Mit dieser Lenkung und der Hinterachslenkung ausgerüstet, ist der Panamera bereit für jede Kurve. Sport Plus Modus reingehauen und los geht’s. Innert Sekundenbruchteilen schaltet das Getriebe mehrere Gänge zurück und erteilt dem Wagen den Marschbefehl. Der V6 Biturbomotor röhrt nicht gleich den Hintermann in Grund und Boden, sondern gefällt mit einem sonoren, hellen Klang, garniert von dezentem Blubbern. Der Motor entwickelt keine Urgewalt, sondern schiebt dank seiner Drehfreude schön linear vorwärts. Beim Anbremsen der nächsten Kurve zeigt sich, dass Porsche, wie immer, extrem kraftvolle, eigentlich fast schon überdimensionierte Bremsen verbaut. Zudem reagiert das Getriebe genauso, wie ich es will. Es schaltet blitzartig runter beim Bremsen, hält in der Kurve den tiefstmöglichen Gang, damit ich beim Scheitelpunkt wieder losflitzen kann. Aber, oh, irgendwie kommt da nicht der Schub, den ich erwartet habe?
Kein Wunder, denn das ESP-Lämpchen flackert. Für Porsche-Verhältnisse ist das ESP im Normal-Modus recht strengt, es regelt nicht nur frühzeitig, sondern auch spürbar. Deshalb ist von diesem Moment an beim sportlichen Fahren auch das ESP in den Sportmodus geschaltet worden (nicht zu verwechseln mit dem Fahrmodus Sport). Im Sport-Modus regelt es nämlich wirklich erst dann, wenn es muss und nicht schon präventiv. Ausserdem werden die Eingriffe so gezielt, dass man mit dem ESP nicht mehr eingebremst wird, sondern tatsächlich schneller ist als ohne. Aber trotzdem! An der Kurve bleibt aus mir bis anhin unerklärlichen Gründen der unmittelbare Schub aus, was wirklich schade ist, denn Lenkung, das dreistufige Fahrwerk und das perfekte Getriebe machen aus dem grossen Panamera eine Fahrmaschine erster Güte.
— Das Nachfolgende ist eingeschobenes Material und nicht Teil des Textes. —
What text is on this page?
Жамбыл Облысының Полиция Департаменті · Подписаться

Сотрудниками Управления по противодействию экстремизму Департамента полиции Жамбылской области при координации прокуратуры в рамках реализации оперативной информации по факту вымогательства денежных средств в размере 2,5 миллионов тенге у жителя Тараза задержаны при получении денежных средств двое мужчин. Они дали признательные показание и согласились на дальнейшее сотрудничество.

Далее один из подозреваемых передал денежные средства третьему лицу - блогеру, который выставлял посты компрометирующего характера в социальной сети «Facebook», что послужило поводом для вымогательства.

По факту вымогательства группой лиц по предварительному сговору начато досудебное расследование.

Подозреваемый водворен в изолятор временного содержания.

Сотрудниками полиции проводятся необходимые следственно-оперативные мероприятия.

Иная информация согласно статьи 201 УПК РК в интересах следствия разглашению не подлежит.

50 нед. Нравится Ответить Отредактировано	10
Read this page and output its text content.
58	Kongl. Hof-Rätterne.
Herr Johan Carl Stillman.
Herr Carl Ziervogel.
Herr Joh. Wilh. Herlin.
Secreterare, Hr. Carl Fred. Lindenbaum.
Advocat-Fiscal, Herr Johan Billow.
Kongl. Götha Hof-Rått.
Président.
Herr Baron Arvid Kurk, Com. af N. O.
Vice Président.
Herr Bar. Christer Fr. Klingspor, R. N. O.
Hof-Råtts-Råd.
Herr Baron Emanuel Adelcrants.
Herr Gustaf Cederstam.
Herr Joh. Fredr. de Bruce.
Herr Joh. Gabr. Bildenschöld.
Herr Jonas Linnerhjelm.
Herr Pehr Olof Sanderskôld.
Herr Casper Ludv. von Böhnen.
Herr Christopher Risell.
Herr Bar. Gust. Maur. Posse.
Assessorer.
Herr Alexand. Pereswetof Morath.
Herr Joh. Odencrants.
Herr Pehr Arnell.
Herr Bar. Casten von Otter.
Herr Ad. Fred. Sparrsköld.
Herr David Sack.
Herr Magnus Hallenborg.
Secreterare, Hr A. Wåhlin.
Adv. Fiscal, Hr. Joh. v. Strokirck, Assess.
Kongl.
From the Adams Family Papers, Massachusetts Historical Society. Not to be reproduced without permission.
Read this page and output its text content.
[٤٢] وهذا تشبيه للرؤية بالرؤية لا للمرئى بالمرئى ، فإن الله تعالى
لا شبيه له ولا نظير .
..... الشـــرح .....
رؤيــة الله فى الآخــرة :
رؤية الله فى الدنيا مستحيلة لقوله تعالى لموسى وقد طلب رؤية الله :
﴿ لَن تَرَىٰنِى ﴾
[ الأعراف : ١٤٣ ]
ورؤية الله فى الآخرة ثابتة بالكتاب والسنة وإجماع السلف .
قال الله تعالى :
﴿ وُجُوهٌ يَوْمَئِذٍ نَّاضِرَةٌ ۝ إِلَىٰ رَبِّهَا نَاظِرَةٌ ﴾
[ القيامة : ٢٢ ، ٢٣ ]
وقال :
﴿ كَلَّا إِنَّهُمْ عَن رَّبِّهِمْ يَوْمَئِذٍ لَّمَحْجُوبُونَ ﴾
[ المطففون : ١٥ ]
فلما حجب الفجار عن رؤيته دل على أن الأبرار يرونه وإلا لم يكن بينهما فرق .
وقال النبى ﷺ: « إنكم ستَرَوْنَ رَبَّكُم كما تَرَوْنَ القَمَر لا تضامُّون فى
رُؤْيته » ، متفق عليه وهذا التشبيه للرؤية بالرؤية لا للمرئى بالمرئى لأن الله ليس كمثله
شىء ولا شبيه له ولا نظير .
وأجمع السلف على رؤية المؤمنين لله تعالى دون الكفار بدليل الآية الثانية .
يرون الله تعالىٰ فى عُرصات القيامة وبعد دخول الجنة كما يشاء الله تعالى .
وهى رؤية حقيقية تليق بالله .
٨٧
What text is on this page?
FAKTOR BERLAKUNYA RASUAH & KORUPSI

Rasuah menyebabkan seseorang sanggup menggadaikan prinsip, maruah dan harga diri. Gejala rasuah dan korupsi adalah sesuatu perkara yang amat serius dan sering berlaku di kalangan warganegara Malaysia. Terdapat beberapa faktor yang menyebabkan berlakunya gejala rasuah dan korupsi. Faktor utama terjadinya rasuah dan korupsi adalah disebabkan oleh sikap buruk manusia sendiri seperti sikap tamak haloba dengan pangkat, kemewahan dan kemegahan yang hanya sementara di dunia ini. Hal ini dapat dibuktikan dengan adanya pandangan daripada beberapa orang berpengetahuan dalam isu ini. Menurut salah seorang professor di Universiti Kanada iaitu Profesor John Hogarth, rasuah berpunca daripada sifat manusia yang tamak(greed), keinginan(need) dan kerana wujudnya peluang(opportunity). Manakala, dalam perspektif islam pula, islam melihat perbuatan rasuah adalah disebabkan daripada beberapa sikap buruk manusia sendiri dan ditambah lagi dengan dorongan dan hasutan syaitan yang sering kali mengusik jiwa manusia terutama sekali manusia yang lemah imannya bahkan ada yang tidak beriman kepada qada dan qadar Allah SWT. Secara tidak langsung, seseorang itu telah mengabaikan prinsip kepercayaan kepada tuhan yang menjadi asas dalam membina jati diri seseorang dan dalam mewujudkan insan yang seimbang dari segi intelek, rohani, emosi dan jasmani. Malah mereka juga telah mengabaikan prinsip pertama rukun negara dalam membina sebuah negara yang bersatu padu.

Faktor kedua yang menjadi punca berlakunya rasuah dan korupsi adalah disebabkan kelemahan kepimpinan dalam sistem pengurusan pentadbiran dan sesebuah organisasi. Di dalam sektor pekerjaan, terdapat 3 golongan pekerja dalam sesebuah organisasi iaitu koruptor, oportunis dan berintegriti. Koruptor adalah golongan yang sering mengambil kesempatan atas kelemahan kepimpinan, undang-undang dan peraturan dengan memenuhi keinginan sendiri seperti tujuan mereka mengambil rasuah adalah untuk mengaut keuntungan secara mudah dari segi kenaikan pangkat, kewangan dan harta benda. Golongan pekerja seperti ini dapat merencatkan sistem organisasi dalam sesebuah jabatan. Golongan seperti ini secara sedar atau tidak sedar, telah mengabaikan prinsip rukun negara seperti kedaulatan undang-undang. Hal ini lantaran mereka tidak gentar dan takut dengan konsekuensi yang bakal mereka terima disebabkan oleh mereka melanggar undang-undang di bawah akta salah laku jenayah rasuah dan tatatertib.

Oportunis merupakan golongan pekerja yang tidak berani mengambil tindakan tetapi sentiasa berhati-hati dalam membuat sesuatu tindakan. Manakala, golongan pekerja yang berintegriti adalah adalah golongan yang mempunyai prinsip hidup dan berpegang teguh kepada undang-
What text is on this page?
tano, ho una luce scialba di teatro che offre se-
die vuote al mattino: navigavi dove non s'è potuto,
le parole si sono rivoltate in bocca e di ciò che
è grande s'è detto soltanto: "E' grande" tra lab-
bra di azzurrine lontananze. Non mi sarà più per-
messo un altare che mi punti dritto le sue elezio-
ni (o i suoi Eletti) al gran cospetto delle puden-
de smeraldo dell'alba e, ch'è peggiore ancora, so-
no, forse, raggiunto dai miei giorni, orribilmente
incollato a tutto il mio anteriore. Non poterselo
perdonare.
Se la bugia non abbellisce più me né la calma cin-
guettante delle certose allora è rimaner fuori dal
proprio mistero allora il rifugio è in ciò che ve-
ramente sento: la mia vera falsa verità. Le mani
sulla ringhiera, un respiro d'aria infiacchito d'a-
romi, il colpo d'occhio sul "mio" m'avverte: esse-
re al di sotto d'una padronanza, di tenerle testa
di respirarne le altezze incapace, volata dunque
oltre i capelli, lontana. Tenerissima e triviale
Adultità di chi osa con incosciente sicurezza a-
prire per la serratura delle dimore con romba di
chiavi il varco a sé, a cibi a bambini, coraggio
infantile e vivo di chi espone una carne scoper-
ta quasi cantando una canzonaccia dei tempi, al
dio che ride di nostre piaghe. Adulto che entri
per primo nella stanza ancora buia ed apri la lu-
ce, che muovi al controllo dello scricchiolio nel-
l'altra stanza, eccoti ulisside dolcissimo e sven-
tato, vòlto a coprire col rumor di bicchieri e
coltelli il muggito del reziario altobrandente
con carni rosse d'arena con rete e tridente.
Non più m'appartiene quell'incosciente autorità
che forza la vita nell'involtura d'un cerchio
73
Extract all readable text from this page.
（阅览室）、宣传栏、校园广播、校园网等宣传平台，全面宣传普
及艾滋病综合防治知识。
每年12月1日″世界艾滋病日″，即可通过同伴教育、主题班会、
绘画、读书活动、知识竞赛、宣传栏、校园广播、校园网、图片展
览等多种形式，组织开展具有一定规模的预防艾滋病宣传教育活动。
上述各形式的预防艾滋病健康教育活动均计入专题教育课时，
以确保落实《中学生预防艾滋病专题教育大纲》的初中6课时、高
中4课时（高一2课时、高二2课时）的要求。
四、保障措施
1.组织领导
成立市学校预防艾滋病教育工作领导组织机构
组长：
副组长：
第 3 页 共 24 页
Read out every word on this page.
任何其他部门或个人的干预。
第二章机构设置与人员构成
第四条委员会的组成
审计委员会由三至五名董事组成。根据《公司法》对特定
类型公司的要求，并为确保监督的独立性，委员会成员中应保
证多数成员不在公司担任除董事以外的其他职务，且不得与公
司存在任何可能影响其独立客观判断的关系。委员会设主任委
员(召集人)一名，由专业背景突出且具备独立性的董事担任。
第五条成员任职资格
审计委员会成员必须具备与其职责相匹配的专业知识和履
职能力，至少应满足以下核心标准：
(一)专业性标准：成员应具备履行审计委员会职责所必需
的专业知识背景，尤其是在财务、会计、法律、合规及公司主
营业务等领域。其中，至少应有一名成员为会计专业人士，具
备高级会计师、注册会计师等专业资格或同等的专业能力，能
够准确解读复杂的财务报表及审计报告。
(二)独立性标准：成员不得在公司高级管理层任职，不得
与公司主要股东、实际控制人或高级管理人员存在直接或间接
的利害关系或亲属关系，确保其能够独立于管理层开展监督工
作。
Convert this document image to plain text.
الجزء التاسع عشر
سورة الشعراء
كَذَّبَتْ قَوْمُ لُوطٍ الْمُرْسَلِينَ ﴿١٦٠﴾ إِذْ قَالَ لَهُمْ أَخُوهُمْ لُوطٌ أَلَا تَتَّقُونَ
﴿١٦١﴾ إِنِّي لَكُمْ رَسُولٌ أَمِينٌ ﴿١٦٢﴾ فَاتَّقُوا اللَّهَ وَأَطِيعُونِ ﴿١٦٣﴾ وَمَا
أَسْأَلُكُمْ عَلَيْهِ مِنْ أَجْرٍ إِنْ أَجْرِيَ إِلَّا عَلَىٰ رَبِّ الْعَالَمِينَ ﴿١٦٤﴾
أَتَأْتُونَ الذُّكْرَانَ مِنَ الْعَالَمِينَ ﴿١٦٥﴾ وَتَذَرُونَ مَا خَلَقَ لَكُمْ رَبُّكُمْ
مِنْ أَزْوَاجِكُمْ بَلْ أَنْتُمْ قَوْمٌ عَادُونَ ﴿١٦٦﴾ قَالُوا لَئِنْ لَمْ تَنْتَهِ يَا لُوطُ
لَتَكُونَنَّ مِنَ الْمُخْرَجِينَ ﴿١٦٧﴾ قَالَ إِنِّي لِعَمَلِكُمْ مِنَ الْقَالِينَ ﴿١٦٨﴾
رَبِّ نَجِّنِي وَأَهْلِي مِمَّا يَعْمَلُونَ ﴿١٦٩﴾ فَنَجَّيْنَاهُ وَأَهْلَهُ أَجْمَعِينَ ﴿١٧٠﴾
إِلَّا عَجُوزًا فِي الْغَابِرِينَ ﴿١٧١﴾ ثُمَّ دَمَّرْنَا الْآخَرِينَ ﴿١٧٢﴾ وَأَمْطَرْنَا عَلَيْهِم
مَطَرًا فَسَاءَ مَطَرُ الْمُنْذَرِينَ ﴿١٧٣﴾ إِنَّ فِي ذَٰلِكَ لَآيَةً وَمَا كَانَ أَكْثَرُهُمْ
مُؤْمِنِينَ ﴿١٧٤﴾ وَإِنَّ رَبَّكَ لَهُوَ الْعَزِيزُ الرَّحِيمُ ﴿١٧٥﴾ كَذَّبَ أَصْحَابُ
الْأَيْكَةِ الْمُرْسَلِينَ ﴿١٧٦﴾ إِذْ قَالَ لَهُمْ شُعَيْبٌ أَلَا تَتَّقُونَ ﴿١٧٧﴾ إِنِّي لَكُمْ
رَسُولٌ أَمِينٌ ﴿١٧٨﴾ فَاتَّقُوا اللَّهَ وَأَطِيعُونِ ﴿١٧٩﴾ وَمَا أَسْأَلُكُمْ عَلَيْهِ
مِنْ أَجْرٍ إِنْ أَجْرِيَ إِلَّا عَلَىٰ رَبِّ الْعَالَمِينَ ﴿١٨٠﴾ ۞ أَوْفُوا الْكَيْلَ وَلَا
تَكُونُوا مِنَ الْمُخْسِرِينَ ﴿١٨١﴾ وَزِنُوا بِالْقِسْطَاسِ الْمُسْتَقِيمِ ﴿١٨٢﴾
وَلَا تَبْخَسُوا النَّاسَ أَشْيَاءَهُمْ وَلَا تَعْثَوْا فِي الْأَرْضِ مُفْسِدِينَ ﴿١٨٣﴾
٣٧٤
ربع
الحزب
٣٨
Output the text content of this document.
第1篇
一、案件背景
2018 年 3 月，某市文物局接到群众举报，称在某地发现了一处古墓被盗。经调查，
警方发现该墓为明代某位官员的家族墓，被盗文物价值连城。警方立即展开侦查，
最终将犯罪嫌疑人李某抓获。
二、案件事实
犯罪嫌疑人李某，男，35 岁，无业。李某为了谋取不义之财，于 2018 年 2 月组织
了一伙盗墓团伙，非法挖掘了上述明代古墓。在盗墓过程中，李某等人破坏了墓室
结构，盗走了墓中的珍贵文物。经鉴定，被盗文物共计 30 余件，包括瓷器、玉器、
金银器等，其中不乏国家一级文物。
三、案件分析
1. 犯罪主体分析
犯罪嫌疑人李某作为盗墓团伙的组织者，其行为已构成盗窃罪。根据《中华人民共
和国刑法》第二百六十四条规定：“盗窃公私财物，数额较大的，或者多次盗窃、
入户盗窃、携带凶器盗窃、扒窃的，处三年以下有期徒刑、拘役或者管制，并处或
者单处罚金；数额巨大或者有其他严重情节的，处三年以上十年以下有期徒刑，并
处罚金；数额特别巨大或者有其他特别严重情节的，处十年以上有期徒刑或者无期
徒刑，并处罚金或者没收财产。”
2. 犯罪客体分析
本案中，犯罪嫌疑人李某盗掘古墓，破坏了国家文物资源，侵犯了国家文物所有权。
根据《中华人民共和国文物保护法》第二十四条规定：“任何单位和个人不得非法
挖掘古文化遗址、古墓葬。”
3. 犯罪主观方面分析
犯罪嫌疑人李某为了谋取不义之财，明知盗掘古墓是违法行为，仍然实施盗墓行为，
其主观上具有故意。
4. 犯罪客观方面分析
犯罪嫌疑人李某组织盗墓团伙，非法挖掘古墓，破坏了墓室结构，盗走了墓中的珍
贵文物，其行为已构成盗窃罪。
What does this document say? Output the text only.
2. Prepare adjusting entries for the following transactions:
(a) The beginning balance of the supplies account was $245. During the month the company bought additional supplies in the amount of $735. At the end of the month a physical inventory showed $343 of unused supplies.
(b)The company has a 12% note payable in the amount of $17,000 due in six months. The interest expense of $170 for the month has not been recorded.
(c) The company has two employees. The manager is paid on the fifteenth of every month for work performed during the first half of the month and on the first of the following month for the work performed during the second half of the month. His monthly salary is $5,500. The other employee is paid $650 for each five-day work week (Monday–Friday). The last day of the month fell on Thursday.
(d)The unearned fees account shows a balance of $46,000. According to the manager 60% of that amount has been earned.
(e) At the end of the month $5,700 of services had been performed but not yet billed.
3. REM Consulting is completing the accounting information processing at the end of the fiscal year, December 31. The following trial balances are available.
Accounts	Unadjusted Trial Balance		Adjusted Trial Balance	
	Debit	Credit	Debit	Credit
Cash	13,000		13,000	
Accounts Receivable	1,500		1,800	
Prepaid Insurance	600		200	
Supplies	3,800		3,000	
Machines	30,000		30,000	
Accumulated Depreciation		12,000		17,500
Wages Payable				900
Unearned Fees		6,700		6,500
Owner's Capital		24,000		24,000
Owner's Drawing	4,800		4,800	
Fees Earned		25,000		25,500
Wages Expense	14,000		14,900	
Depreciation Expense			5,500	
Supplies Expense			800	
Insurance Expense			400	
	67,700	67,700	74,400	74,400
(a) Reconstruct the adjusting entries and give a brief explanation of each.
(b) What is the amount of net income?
Später, auf der Autobahn, möchte ich eigentlich nur mal kurz überprüfen, bis wohin der zweite Gang reicht, weshalb ich zu den Schaltpaddels greife und auf gut Deutsch ein bisschen herumspiele. Vollgas geben, bremsen, und wieder Vollgas gebe. Und da fällt es mir auf! Der Panamera leidet, trotz Biturbo, unter einem verzögerten Ansprechverhalten und zwar für Porsche-Verhältnisse unter einer ziemlich groben Verzögerung. Ich befinde mich im dritten Gang, manueller Modus, 4000 Umdrehungen liegen an. Ich gebe Vollgas und kann in Gedanken «21, 22» aussprechen und erst bei 22 setzt der Schub ein. Und das ist definitiv nicht Porsche-like. Geht gar nicht. Kein Wunder, warte ich am Kurvenausgang auf den Schub. Da muss erst Ladedruck aufgebaut werden!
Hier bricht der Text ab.